Adventure tour operator Vikram Budhavalekar, 38, had another reason for getting tattooed - he wanted his customers to identify with the Thane and Palghar district peaks they scale together. The most interesting story emerges from the studio of Mumbai-based celebrity tattoo artist Heerkani Sangram Bhosle, who joined Jawhar Tourism in a recent workshop on Warli themed-body art. She feels it is time that Indians displayed native folk art on their bodies. "Warli tattoos, or any other tribal art representation, speaks of our emotional investment in the places we inhabit or travel through. Also, tattoos are meditative in nature, they heal people by associating a memory with the piece drawn on the body."
Bhosle's Tattoowaali Studio has offered training to Warli artists; the latest workshop is slated on November 23. She feels tattoos do not enjoy the social acceptability they deserve; but the Warli art theme (with proven Indian credentials) makes tattoos more indigenous and "less of a dismissive urban fad".
Jawhar Tourism recently signed a memorandum of understanding with Nashik-based HPT Arts College, whereby tourism industry skills will be imparted to Jawhar youth. The MoU encompasses language skills and online training because Gholap and team need to keep tabs on the online and offline reviews of their tattoo model. They need to monitor their client behaviour, especially in the context of demands for permanent tattoos, which effectively memorialise the Jawhar connect.
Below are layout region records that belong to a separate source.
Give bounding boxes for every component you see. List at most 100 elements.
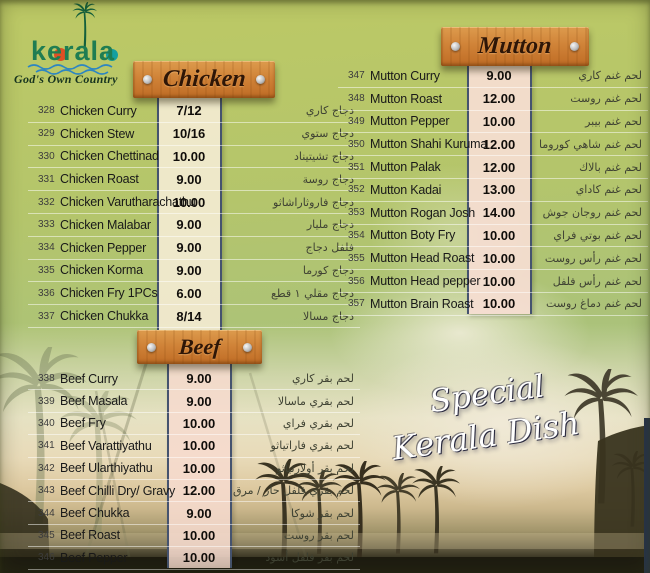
item-number: 353 — [348, 207, 365, 219]
kerala-logo: kerala God's Own Country — [14, 2, 134, 86]
item-name: Mutton Palak — [370, 160, 441, 175]
screw-icon — [256, 75, 265, 84]
item-number: 342 — [38, 462, 55, 474]
item-name-arabic: فلفل دجاج — [305, 241, 354, 255]
item-name: Chicken Roast — [60, 172, 139, 187]
menu-item-row: 354 Mutton Boty Fry 10.00 لحم غنم بوتي ف… — [338, 225, 648, 248]
price-column-strip — [167, 364, 232, 568]
item-number: 352 — [348, 184, 365, 196]
menu-item-row: 344 Beef Chukka 9.00 لحم بقر شوكا — [28, 502, 360, 525]
item-price: 9.00 — [176, 217, 202, 233]
item-number: 331 — [38, 173, 55, 185]
item-name-arabic: دجاج ستوي — [301, 127, 354, 141]
item-name-arabic: لحم بقر أولارثياثو — [276, 461, 354, 475]
chicken-section: 328 Chicken Curry 7/12 دجاج كاري 329 Chi… — [28, 98, 360, 330]
menu-item-row: 347 Mutton Curry 9.00 لحم غنم كاري — [338, 65, 648, 88]
item-price: 10.00 — [172, 194, 206, 210]
beef-sign: Beef — [137, 330, 262, 364]
item-price: 10.00 — [172, 148, 206, 164]
item-number: 343 — [38, 485, 55, 497]
waves-icon — [27, 64, 113, 75]
item-name: Mutton Boty Fry — [370, 228, 456, 243]
item-price: 8/14 — [176, 308, 202, 324]
item-name: Mutton Brain Roast — [370, 296, 474, 311]
item-number: 350 — [348, 138, 365, 150]
item-price: 12.00 — [482, 159, 516, 175]
brand-name: kerala — [30, 36, 116, 66]
item-name-arabic: لحم غنم روست — [570, 92, 642, 106]
item-price: 9.00 — [176, 262, 202, 278]
screw-icon — [570, 42, 579, 51]
section-title-beef: Beef — [177, 334, 222, 359]
palm-trees-silhouette — [0, 347, 650, 573]
item-number: 354 — [348, 229, 365, 241]
screw-icon — [451, 42, 460, 51]
item-name-arabic: لحم غنم بوتي فراي — [553, 228, 642, 242]
item-price: 9.00 — [186, 393, 212, 409]
menu-item-row: 352 Mutton Kadai 13.00 لحم غنم كاداي — [338, 179, 648, 202]
item-name: Mutton Shahi Kuruma — [370, 137, 488, 152]
item-name-arabic: لحم غنم رأس فلفل — [552, 274, 642, 288]
item-number: 335 — [38, 264, 55, 276]
item-name: Mutton Curry — [370, 68, 440, 83]
item-number: 332 — [38, 196, 55, 208]
menu-item-row: 337 Chicken Chukka 8/14 دجاج مسالا — [28, 305, 360, 328]
item-name: Mutton Kadai — [370, 182, 442, 197]
brand-tagline: God's Own Country — [14, 72, 118, 86]
item-price: 14.00 — [482, 205, 516, 221]
item-number: 333 — [38, 219, 55, 231]
section-title-mutton: Mutton — [477, 33, 553, 59]
item-name: Mutton Head Roast — [370, 251, 475, 266]
screw-icon — [147, 342, 156, 352]
item-number: 340 — [38, 417, 55, 429]
menu-item-row: 348 Mutton Roast 12.00 لحم غنم روست — [338, 88, 648, 111]
item-name-arabic: لحم بقري فاراتياثو — [270, 439, 354, 453]
menu-item-row: 336 Chicken Fry 1PCs 6.00 دجاج مقلي ١ قط… — [28, 282, 360, 306]
item-price: 9.00 — [176, 171, 202, 187]
item-name: Beef Ularthiyathu — [60, 461, 153, 476]
item-price: 10.00 — [482, 227, 516, 243]
item-name: Chicken Stew — [60, 126, 135, 141]
item-name-arabic: لحم بقري فلفل حار / مرق — [232, 484, 354, 498]
menu-item-row: 342 Beef Ularthiyathu 10.00 لحم بقر أولا… — [28, 458, 360, 480]
logo-orange-dot — [54, 48, 67, 61]
item-price: 10.00 — [482, 273, 516, 289]
item-price: 6.00 — [176, 285, 202, 301]
item-name-arabic: لحم غنم شاهي كوروما — [539, 137, 642, 151]
menu-item-row: 331 Chicken Roast 9.00 دجاج روسة — [28, 168, 360, 192]
item-number: 357 — [348, 298, 365, 310]
menu-item-row: 345 Beef Roast 10.00 لحم بقر روست — [28, 525, 360, 548]
item-number: 349 — [348, 115, 365, 127]
item-name-arabic: دجاج روسة — [302, 172, 354, 186]
price-column-strip — [157, 98, 222, 330]
menu-item-row: 332 Chicken Varutharachathu 10.00 دجاج ف… — [28, 191, 360, 214]
item-number: 338 — [38, 373, 55, 385]
menu-item-row: 333 Chicken Malabar 9.00 دجاج مليار — [28, 214, 360, 237]
menu-item-row: 341 Beef Varattiyathu 10.00 لحم بقري فار… — [28, 435, 360, 458]
item-number: 344 — [38, 507, 55, 519]
menu-item-row: 350 Mutton Shahi Kuruma 12.00 لحم غنم شا… — [338, 133, 648, 157]
item-number: 328 — [38, 105, 55, 117]
item-price: 10.00 — [482, 113, 516, 129]
item-name: Mutton Roast — [370, 91, 442, 106]
item-name: Beef Varattiyathu — [60, 438, 152, 453]
menu-item-row: 356 Mutton Head pepper 10.00 لحم غنم رأس… — [338, 270, 648, 293]
menu-item-row: 330 Chicken Chettinad 10.00 دجاج تشيتينا… — [28, 146, 360, 169]
item-name: Chicken Fry 1PCs — [60, 286, 158, 301]
item-name: Chicken Korma — [60, 263, 143, 278]
mutton-item-list: 347 Mutton Curry 9.00 لحم غنم كاري 348 M… — [338, 65, 648, 316]
menu-item-row: 328 Chicken Curry 7/12 دجاج كاري — [28, 100, 360, 123]
item-name-arabic: لحم بقر شوكا — [291, 506, 354, 520]
item-number: 339 — [38, 395, 55, 407]
logo-teal-dot — [106, 49, 118, 61]
item-name: Chicken Malabar — [60, 217, 151, 232]
item-name: Beef Chukka — [60, 506, 130, 521]
item-number: 346 — [38, 552, 55, 564]
item-number: 334 — [38, 242, 55, 254]
item-name-arabic: لحم غنم روجان جوش — [542, 206, 642, 220]
item-price: 10/16 — [172, 126, 206, 142]
beef-section: 338 Beef Curry 9.00 لحم بقر كاري 339 Bee… — [28, 364, 360, 570]
menu-item-row: 357 Mutton Brain Roast 10.00 لحم غنم دما… — [338, 293, 648, 316]
item-name-arabic: لحم غنم دماغ روست — [545, 297, 642, 311]
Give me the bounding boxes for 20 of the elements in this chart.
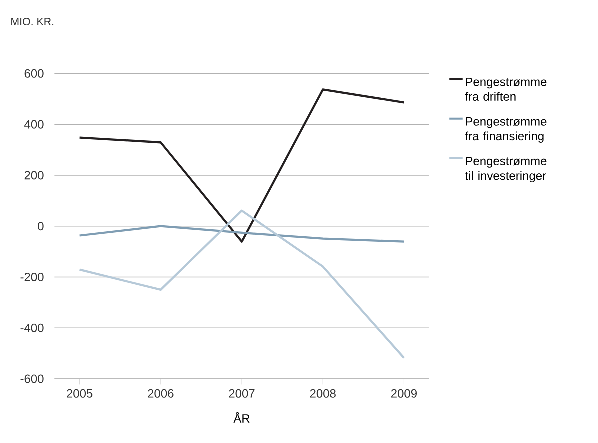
y-tick-label: 0: [38, 222, 44, 231]
line-series: [78, 225, 406, 243]
x-tick-label: 2006: [148, 389, 174, 398]
line-series: [78, 88, 406, 243]
y-tick-label: -200: [20, 272, 44, 282]
legend-label: Pengestrømme til investeringer: [465, 157, 547, 183]
y-axis-title: MIO. KR.: [12, 18, 54, 26]
x-tick-label: 2005: [67, 389, 93, 398]
line-series: [78, 210, 406, 360]
y-tick-label: -400: [20, 324, 44, 332]
legend-label: Pengestrømme fra driften: [465, 78, 547, 101]
x-tick-label: 2007: [229, 389, 255, 398]
x-tick-label: 2008: [310, 389, 336, 398]
x-axis-title: ÅR: [234, 412, 250, 423]
legend-label: Pengestrømme fra finansiering: [465, 118, 547, 143]
x-tick-label: 2009: [391, 389, 417, 398]
y-tick-label: 400: [24, 120, 44, 129]
y-tick-label: -600: [20, 374, 44, 384]
y-tick-label: 600: [24, 69, 44, 78]
y-tick-label: 200: [24, 171, 44, 180]
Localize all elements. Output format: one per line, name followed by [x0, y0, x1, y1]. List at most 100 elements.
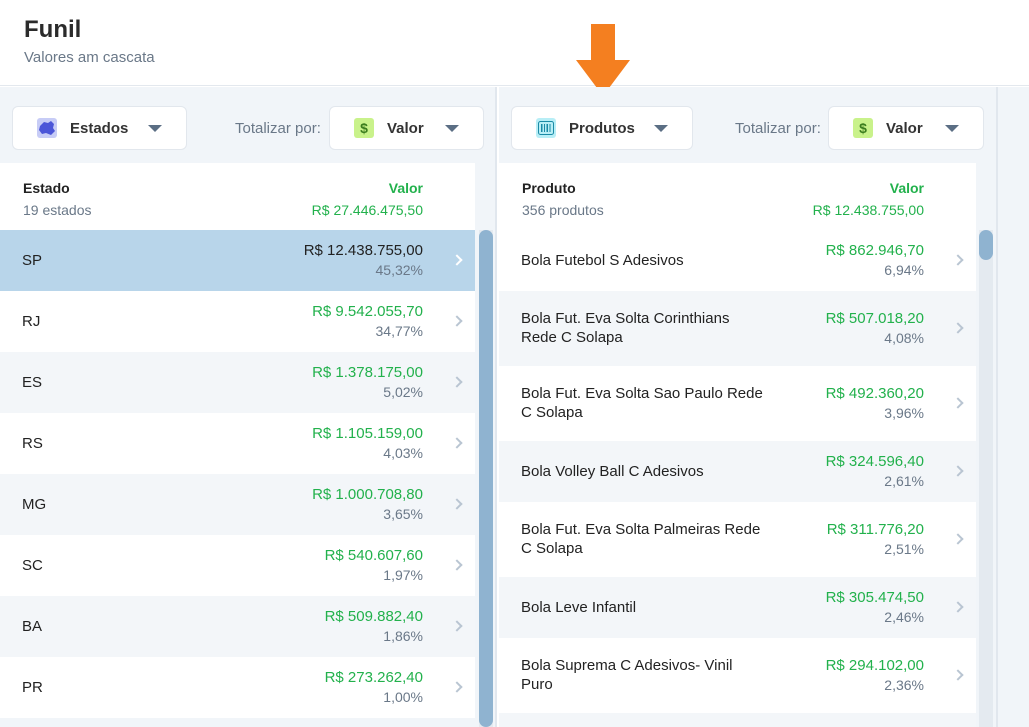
- chevron-right-icon: [952, 465, 964, 477]
- chevron-down-icon: [654, 125, 668, 132]
- right-value-title: Valor: [889, 180, 924, 196]
- chevron-right-icon: [952, 533, 964, 545]
- left-value-title: Valor: [388, 180, 423, 196]
- list-item-label: SC: [22, 557, 43, 574]
- chevron-right-icon: [451, 620, 463, 632]
- list-item-value: R$ 509.882,40: [324, 608, 423, 625]
- list-item-label: PR: [22, 679, 43, 696]
- right-metric-label: Valor: [886, 119, 923, 137]
- list-item-value: R$ 862.946,70: [825, 242, 924, 259]
- list-item-percent: 2,51%: [884, 541, 924, 557]
- list-item-value: R$ 324.596,40: [825, 453, 924, 470]
- list-item-percent: 2,61%: [884, 473, 924, 489]
- list-item-product[interactable]: Bola Fut. Eva Solta Sao Paulo Rede C Sol…: [499, 366, 976, 441]
- left-list-title: Estado: [23, 180, 70, 196]
- list-item-product[interactable]: Bola Fut. Eva Solta Corinthians Rede C S…: [499, 291, 976, 366]
- chevron-down-icon: [945, 125, 959, 132]
- list-item-value: R$ 1.378.175,00: [312, 364, 423, 381]
- chevron-right-icon: [451, 315, 463, 327]
- list-item-pr[interactable]: PR R$ 273.262,40 1,00%: [0, 657, 475, 718]
- right-list-count: 356 produtos: [522, 202, 604, 218]
- list-item-percent: 1,00%: [383, 689, 423, 705]
- list-item-mg[interactable]: MG R$ 1.000.708,80 3,65%: [0, 474, 475, 535]
- list-item-percent: 3,65%: [383, 506, 423, 522]
- list-item-value: R$ 12.438.755,00: [303, 242, 423, 259]
- right-dimension-dropdown[interactable]: Produtos: [511, 106, 693, 150]
- list-item-percent: 34,77%: [375, 323, 423, 339]
- chevron-right-icon: [451, 498, 463, 510]
- left-toolbar: Estados Totalizar por: $ Valor: [0, 87, 495, 163]
- list-item-es[interactable]: ES R$ 1.378.175,00 5,02%: [0, 352, 475, 413]
- list-item-value: R$ 305.474,50: [825, 589, 924, 606]
- list-item-product[interactable]: Bola Volley Ball C Adesivos R$ 324.596,4…: [499, 441, 976, 502]
- list-item-value: R$ 294.102,00: [825, 657, 924, 674]
- list-item-rs[interactable]: RS R$ 1.105.159,00 4,03%: [0, 413, 475, 474]
- chevron-right-icon: [952, 601, 964, 613]
- list-item-value: R$ 9.542.055,70: [312, 303, 423, 320]
- list-item-ba[interactable]: BA R$ 509.882,40 1,86%: [0, 596, 475, 657]
- right-scrollbar[interactable]: [979, 230, 993, 727]
- right-list-title: Produto: [522, 180, 576, 196]
- page-subtitle: Valores am cascata: [24, 49, 155, 66]
- list-item-product[interactable]: Bola Futebol S Adesivos R$ 862.946,70 6,…: [499, 230, 976, 291]
- left-total-value: R$ 27.446.475,50: [311, 202, 423, 218]
- list-item-label: RS: [22, 435, 43, 452]
- page-title: Funil: [24, 16, 82, 43]
- dollar-icon: $: [354, 118, 374, 138]
- list-item-percent: 1,86%: [383, 628, 423, 644]
- list-item-sc[interactable]: SC R$ 540.607,60 1,97%: [0, 535, 475, 596]
- list-item-product[interactable]: [499, 713, 976, 727]
- list-item-label: Bola Suprema C Adesivos- Vinil Puro: [521, 657, 733, 693]
- chevron-right-icon: [952, 322, 964, 334]
- chevron-right-icon: [952, 397, 964, 409]
- chevron-down-icon: [445, 125, 459, 132]
- list-item-label: Bola Fut. Eva Solta Palmeiras Rede C Sol…: [521, 521, 761, 557]
- list-item-value: R$ 507.018,20: [825, 310, 924, 327]
- list-item-value: R$ 311.776,20: [826, 521, 924, 538]
- next-funnel-column: [998, 87, 1029, 727]
- list-item-value: R$ 492.360,20: [825, 385, 924, 402]
- left-list-header: Estado 19 estados Valor R$ 27.446.475,50: [0, 163, 475, 230]
- list-item-product[interactable]: Bola Suprema C Adesivos- Vinil Puro R$ 2…: [499, 638, 976, 713]
- chevron-right-icon: [952, 669, 964, 681]
- left-scrollbar[interactable]: [479, 230, 493, 727]
- list-item-label: Bola Futebol S Adesivos: [521, 252, 684, 269]
- list-item-value: R$ 1.000.708,80: [312, 486, 423, 503]
- right-metric-dropdown[interactable]: $ Valor: [828, 106, 984, 150]
- list-item-percent: 2,36%: [884, 677, 924, 693]
- list-item-percent: 6,94%: [884, 262, 924, 278]
- list-item-label: RJ: [22, 313, 41, 330]
- left-funnel-column: Estados Totalizar por: $ Valor Estado 19…: [0, 87, 497, 727]
- list-item-label: MG: [22, 496, 47, 513]
- right-total-value: R$ 12.438.755,00: [812, 202, 924, 218]
- list-item-label: Bola Leve Infantil: [521, 599, 637, 616]
- list-item-label: Bola Fut. Eva Solta Sao Paulo Rede C Sol…: [521, 385, 763, 421]
- right-dimension-label: Produtos: [569, 119, 635, 137]
- chevron-right-icon: [952, 254, 964, 266]
- list-item-product[interactable]: Bola Leve Infantil R$ 305.474,50 2,46%: [499, 577, 976, 638]
- left-dimension-label: Estados: [70, 119, 129, 137]
- left-dimension-dropdown[interactable]: Estados: [12, 106, 187, 150]
- list-item-label: BA: [22, 618, 43, 635]
- chevron-right-icon: [451, 681, 463, 693]
- left-totalizar-label: Totalizar por:: [235, 120, 321, 137]
- left-metric-dropdown[interactable]: $ Valor: [329, 106, 484, 150]
- list-item-value: R$ 1.105.159,00: [312, 425, 423, 442]
- page-header: Funil Valores am cascata: [0, 0, 1029, 86]
- list-item-value: R$ 273.262,40: [324, 669, 423, 686]
- list-item-rj[interactable]: RJ R$ 9.542.055,70 34,77%: [0, 291, 475, 352]
- left-scrollbar-thumb[interactable]: [479, 230, 493, 727]
- list-item-product[interactable]: Bola Fut. Eva Solta Palmeiras Rede C Sol…: [499, 502, 976, 577]
- right-toolbar: Produtos Totalizar por: $ Valor: [499, 87, 996, 163]
- right-scrollbar-thumb[interactable]: [979, 230, 993, 260]
- list-item-label: Bola Fut. Eva Solta Corinthians Rede C S…: [521, 310, 730, 346]
- chevron-right-icon: [451, 254, 463, 266]
- chevron-down-icon: [148, 125, 162, 132]
- barcode-icon: [536, 118, 556, 138]
- list-item-percent: 1,97%: [383, 567, 423, 583]
- list-item-sp[interactable]: SP R$ 12.438.755,00 45,32%: [0, 230, 475, 291]
- list-item-percent: 2,46%: [884, 609, 924, 625]
- map-icon: [37, 118, 57, 138]
- list-item-value: R$ 540.607,60: [324, 547, 423, 564]
- dollar-icon: $: [853, 118, 873, 138]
Warli tattoos, like Warli art, is formulaic and ceremonial. It depicts themes like geometrically aligned stick figures tilling the land, women carrying the farm produce or the tarpa dance in progress. Artists have used the warli idiom to express loss of livelihood, urban migration and shift in farming. One hopes Jawhar tattoo painters add another dimension to the art in their use of acrylic skin-friendly colours. Gholap likes to calls it "make-in-India" body art.